Es soll eine zusätzliche Möglichkeit sein. Und da mag es den einen geben, bei dem das unheimlich wirkt, während es einen anderen, der einen Dienstwagen hat oder den öffentlichen Nahverkehr benutzt, vielleicht nicht so sehr trifft. Und da kann der Richter dann eine andere Entscheidung treffen.

Ein letzter Punkt. Die Frau Kollegin Stahl hat den Soforteinbehalt bei Ladendiebstahl angesprochen. Das ist ein Versuch, unter Abkürzung von Wegen im Rahmen der Strafprozessordnung solche Delikte schneller zu ahnden. Ich möchte Sie bitten, uns für den Bericht ein bisschen Zeit zu lassen, weil das alles im Moment erst anläuft.

(Frau Abgeordnete Christine Stahl (BÜNDNIS 90/ DIE GRÜNEN): Das ist ja erst ein Antrag!)

Ich glaube, das sollte zunächst einmal ein Jahr laufen, um erste Erfahrungen zu sammeln.

(Frau Abgeordnete Christine Stahl (BÜNDNIS 90/ DIE GRÜNEN): Ah, so lange?)

Eines möchte ich noch ganz deutlich sagen und das ist auch der Grund, warum wir die Frage schon so früh debattieren. Ich habe bei dieser Reform des strafrechtlichen Sanktionensystems die große Sorge, von der Bundesregierung überrumpelt zu werden. Ich fürchte, dass man die Entwürfe so lange zurückhält und nicht mehr einen Referentenentwurf vorlegt, sondern – dafür gibt es Anzeichen – gleich einen Gesetzentwurf einbringt, wodurch die Praxis dann nicht mehr entsprechend gehört werden kann.

Nun könnte ich fragen: Was hilft mir die Anhörung der Praxis? Bei der Zivilrechtsreform haben wir ja gemerkt, dass die Praxis ausführlich gehört wurde, aber davon nicht das Geringste berücksichtigt wurde. Man hat gesagt: Helm auf und durch; die Fachleute können erzählen was sie wollen, wir machen es trotzdem nicht. Eine solche Anhörung hilft uns dann auch nicht weiter. Aber ich glaube, es wäre schon wichtig, gerade diesen Punkt, bei dem es an die Grundfesten unseres strafrechtlichen Sanktionensystems geht, ausgiebig zu diskutieren.
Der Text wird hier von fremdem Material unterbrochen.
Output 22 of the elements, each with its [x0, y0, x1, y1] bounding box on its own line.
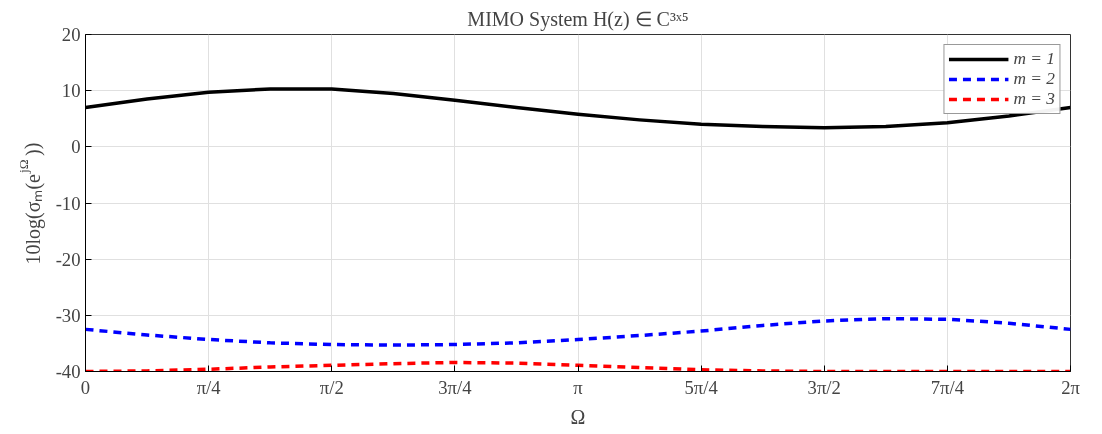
y-tick-label: -20 — [55, 248, 81, 270]
legend-label: m = 2 — [1013, 69, 1055, 89]
chart-title: MIMO System H(z) ∈ C³ˣ⁵ — [467, 7, 689, 31]
x-tick-label: π/4 — [196, 376, 222, 398]
y-tick-label: 20 — [61, 24, 81, 45]
x-tick-label: π — [573, 376, 584, 398]
line-series — [85, 316, 1071, 347]
y-tick-label: -10 — [55, 192, 81, 214]
x-tick-label: π/2 — [319, 376, 344, 398]
y-tick-label: 0 — [71, 136, 81, 158]
legend-label: m = 1 — [1013, 49, 1055, 69]
x-tick-label: 5π/4 — [684, 376, 719, 398]
y-axis-title: 10log(σₘ(ejΩ)) — [16, 142, 45, 265]
y-tick-label: -40 — [55, 361, 81, 382]
x-tick-label: 2π — [1061, 376, 1081, 398]
x-tick-label: 3π/2 — [807, 376, 841, 398]
x-tick-label: 7π/4 — [930, 376, 965, 398]
y-tick-label: 10 — [61, 80, 81, 102]
x-tick-label: 3π/4 — [438, 376, 473, 398]
x-axis-title: Ω — [570, 405, 586, 428]
y-tick-label: -30 — [55, 304, 81, 326]
legend-label: m = 3 — [1013, 89, 1055, 109]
(Zuruf des Abgeordneten Dr. Hahnzog (SPD))

Aus diesem Grund haben wir die Thematik auf die Tagesordnung gebracht und deshalb werden wir sie

noch so oft ansprechen, bis die Bundesregierung bereit ist, uns die entsprechenden Entwürfe vorzulegen, damit wir hierzu offiziell Stellung nehmen können.

Ich darf mich auf jeden Fall bei der CSU-Fraktion für diesen Antrag, der alles Wesentliches enthält, sehr herzlich bedanken. Ich bitte Sie, meine Damen und Herren, diesem Antrag zuzustimmen.

(Beifall bei der CSU)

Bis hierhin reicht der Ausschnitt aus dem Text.